Le tribunal judiciaire, statuant en matière de redressement judiciaire, a rendu un jugement d’homologation de plan. La société débitrice, dont l’activité et les résultats sont en amélioration, a proposé un plan prévoyant le remboursement intégral de son passif sur dix ans. L’administrateur judiciaire a retiré sa demande de conversion en liquidation pour solliciter l’homologation. Le tribunal a homologué le plan en retenant l’acceptation tacite unanime des créanciers et en assortissant l’exécution de diverses mesures de contrôle et de garantie.
Les conditions de l’homologation du plan de redressement
Le tribunal vérifie le respect des conditions légales préalables à l’homologation. Il constate d’abord l’accord unanime des créanciers sur le projet de plan. « les créanciers se sont tous prononcés, expressément ou tacitement, en faveur de l’adoption du plan de redressement » (Motifs). Cette acceptation, pouvant être tacite, est une condition essentielle de la validation judiciaire. Le tribunal examine ensuite la viabilité de l’entreprise, condition substantielle pour assurer l’exécution du plan. Il relève « une évolution favorable de son activité et de ses résultats » et des « perspectives d’activité et de résultat […] encourageantes » (Motifs). Cette appréciation prospective fonde la décision de maintenir l’activité.
La portée de cette analyse est significative pour le droit des entreprises en difficulté.
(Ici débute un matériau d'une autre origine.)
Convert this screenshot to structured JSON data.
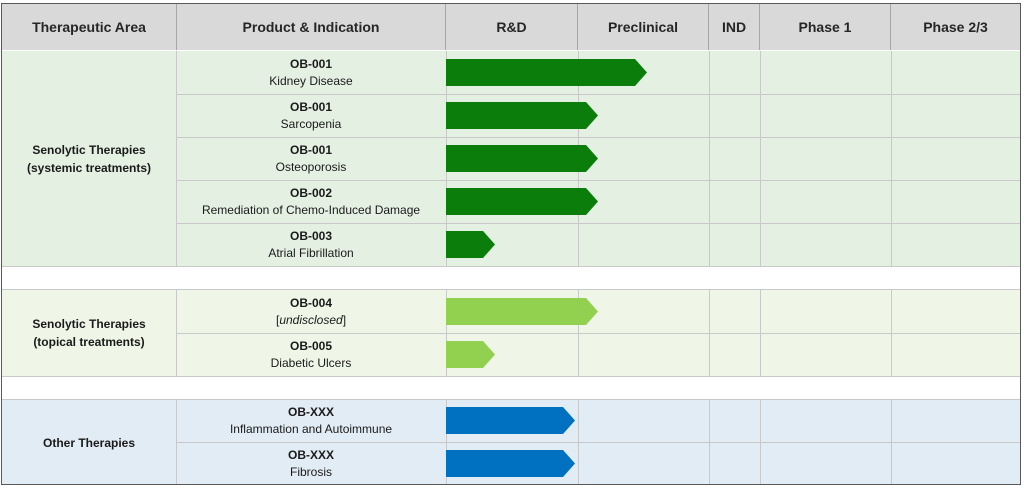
{
  "colors": {
    "header_bg": "#d9d9d9",
    "systemic_bg": "#e3f0e2",
    "topical_bg": "#eff6e7",
    "other_bg": "#e2ecf5",
    "dark_green": "#0a7d0a",
    "light_green": "#92d050",
    "blue": "#0070c0"
  },
  "header": {
    "therapeutic_area": "Therapeutic Area",
    "product_indication": "Product & Indication",
    "stages": [
      "R&D",
      "Preclinical",
      "IND",
      "Phase 1",
      "Phase 2/3"
    ]
  },
  "groups": [
    {
      "label_line1": "Senolytic Therapies",
      "label_line2": "(systemic treatments)"
    },
    {
      "label_line1": "Senolytic Therapies",
      "label_line2": "(topical treatments)"
    },
    {
      "label_line1": "Other Therapies",
      "label_line2": ""
    }
  ],
  "chart_data": {
    "type": "bar",
    "title": "",
    "stages": [
      "R&D",
      "Preclinical",
      "IND",
      "Phase 1",
      "Phase 2/3"
    ],
    "progress_unit": "stage columns completed (1.0 = end of R&D column)",
    "rows": [
      {
        "group": 0,
        "code": "OB-001",
        "indication": "Kidney Disease",
        "italic": false,
        "progress": 1.52,
        "color": "#0a7d0a"
      },
      {
        "group": 0,
        "code": "OB-001",
        "indication": "Sarcopenia",
        "italic": false,
        "progress": 1.15,
        "color": "#0a7d0a"
      },
      {
        "group": 0,
        "code": "OB-001",
        "indication": "Osteoporosis",
        "italic": false,
        "progress": 1.15,
        "color": "#0a7d0a"
      },
      {
        "group": 0,
        "code": "OB-002",
        "indication": "Remediation of Chemo-Induced Damage",
        "italic": false,
        "progress": 1.15,
        "color": "#0a7d0a"
      },
      {
        "group": 0,
        "code": "OB-003",
        "indication": "Atrial Fibrillation",
        "italic": false,
        "progress": 0.37,
        "color": "#0a7d0a"
      },
      {
        "group": 1,
        "code": "OB-004",
        "indication": "undisclosed",
        "italic": true,
        "progress": 1.15,
        "color": "#92d050"
      },
      {
        "group": 1,
        "code": "OB-005",
        "indication": "Diabetic Ulcers",
        "italic": false,
        "progress": 0.37,
        "color": "#92d050"
      },
      {
        "group": 2,
        "code": "OB-XXX",
        "indication": "Inflammation and Autoimmune",
        "italic": false,
        "progress": 0.98,
        "color": "#0070c0"
      },
      {
        "group": 2,
        "code": "OB-XXX",
        "indication": "Fibrosis",
        "italic": false,
        "progress": 0.98,
        "color": "#0070c0"
      }
    ]
  }
}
L’acceptation tacite des créanciers facilite l’adoption du plan sans exiger un vote formel pour chacun. La valeur de cette solution réside dans la recherche d’une efficacité procédurale tout en protégeant les droits des créanciers. L’examen de la viabilité future démontre le pouvoir souverain d’appréciation du juge. Il doit se fonder sur des éléments objectifs, comme un résultat d’exploitation positif, pour prédire la capacité de redressement.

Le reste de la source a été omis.